Genre : Poésie narrative, nouvelle

Thèmes : Traumatisme, Secret


Résumé :

Un professeur de musique et son élève, dans un petit appartement de banlieue.
D’habitude, c’est elle qui lui raconte son quotidien, ses espoirs ou ses peines ; et lui l’écoute, tour à tour amusé ou compatissant.
Mais hier, entre eux, s’est passé quelque chose qui a rompu cet équilibre. Il lui a demandé d’attendre. 
A promis d’expliquer.
Alors, aujourd’hui, c’est lui qui doit parler.

Mais comment raconter quand soi-même on est pas bien sûr de ce qu’on a vécu ?


Mon avis :

Une lecture qui m’a bouleversée. Inattendue, percutante et insidieuse cette histoire est à la frontière entre nouvelle, poésie narrative et théâtre. Étrange mélange qui devient à travers les phrases de Killian Provost l’essence d’un texte à découvrir, un texte à réfléchir dans lequel le traumatisme se lit dans la phrase.

« Rien dans les mains » c’est un huit clos, une histoire qui dévoile un échange entre un professeur de musique et son élève. Ensemble dans un petit appartement de banlieue, le duo va être mit à mal. La jeune femme à l’habitude de dévoiler son quotidien, exprimer ses joie et ses peines tandis que son professeur l’écoute. Seulement, la veille au soir, il s’est passé quelque chose entre-eux, bousculant cet équilibre. Les mots, ce professeur voudrait les trouver, mais comment raconter l’indicible, offrir son vécu quand on est sois même incertain de ce dont il est fait ?

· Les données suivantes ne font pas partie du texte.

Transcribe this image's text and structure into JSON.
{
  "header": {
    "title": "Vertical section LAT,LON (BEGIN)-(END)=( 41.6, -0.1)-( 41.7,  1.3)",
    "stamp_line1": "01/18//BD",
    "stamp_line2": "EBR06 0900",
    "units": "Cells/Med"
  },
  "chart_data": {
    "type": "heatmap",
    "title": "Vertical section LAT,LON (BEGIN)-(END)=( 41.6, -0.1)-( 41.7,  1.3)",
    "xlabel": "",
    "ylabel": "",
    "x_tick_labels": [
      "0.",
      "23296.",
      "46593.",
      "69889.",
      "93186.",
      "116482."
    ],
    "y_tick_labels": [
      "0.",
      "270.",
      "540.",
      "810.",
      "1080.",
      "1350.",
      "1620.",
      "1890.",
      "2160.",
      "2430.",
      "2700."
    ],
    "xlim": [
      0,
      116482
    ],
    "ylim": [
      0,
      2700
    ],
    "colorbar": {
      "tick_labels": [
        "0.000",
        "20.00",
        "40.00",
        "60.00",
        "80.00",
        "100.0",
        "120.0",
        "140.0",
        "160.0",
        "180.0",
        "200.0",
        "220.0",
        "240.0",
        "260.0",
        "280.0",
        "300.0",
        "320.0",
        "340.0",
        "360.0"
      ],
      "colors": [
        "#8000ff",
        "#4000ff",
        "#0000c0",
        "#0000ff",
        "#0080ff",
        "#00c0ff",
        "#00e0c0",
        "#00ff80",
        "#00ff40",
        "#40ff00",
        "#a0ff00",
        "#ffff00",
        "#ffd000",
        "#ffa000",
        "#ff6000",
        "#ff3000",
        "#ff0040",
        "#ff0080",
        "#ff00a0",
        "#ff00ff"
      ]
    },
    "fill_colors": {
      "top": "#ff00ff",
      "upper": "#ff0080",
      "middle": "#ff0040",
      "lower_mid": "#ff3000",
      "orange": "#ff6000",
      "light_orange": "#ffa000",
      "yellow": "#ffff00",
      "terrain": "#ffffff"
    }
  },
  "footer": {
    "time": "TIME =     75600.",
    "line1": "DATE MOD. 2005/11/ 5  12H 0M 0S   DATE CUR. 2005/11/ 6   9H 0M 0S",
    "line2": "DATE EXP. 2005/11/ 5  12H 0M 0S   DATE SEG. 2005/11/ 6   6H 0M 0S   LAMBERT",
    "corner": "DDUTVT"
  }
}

Tout au long de ma lecture, que j’ai dévoré d’un souffle, je me suis questionnée. Ne comprenant pas où voulait en venir l’auteur… Mais lorsque éclot la révélation, finalité d’une lecture troublante, j’ai littéralement du revenir à moi. Sortir de ce livre c’est prendre une bouffée d’air car au fil de la lecture, les mots façonnent une étrange étreinte étouffante, instaurant une d’urgence dans la lecture.

Oppressant malgré mais surtout grâce au travail de mise en forme du texte, cette lecture a démantelé ma naïveté. Les phrases sont saccadées et échappent à une rythmique logique, installant ce climat de lecture si particulier qui m’a tant marquée. Mais c’est surtout le sujet, qui se dévoile peu à peu qui m’a laissée sans voix.

Donner une voix à l’agresseur : c’est une premiere pour moi. Je n’avais jamais lu de texte aussi fulgurant. Bien loin d’excuser l’horreur, les mots de Killian Provost explorent le traumatisme jusqu’à le mettre à nu devant nos yeux. C’est avec trois voix, celle d’un narrateur externe, celle du professeur qui oscille entre monologues et échanges avec son élève, dernière voix du texte, que l’auteur soutient avec force un texte dynamique, toujours relancé par des dialogues s’insinuant au coeur de la poésie.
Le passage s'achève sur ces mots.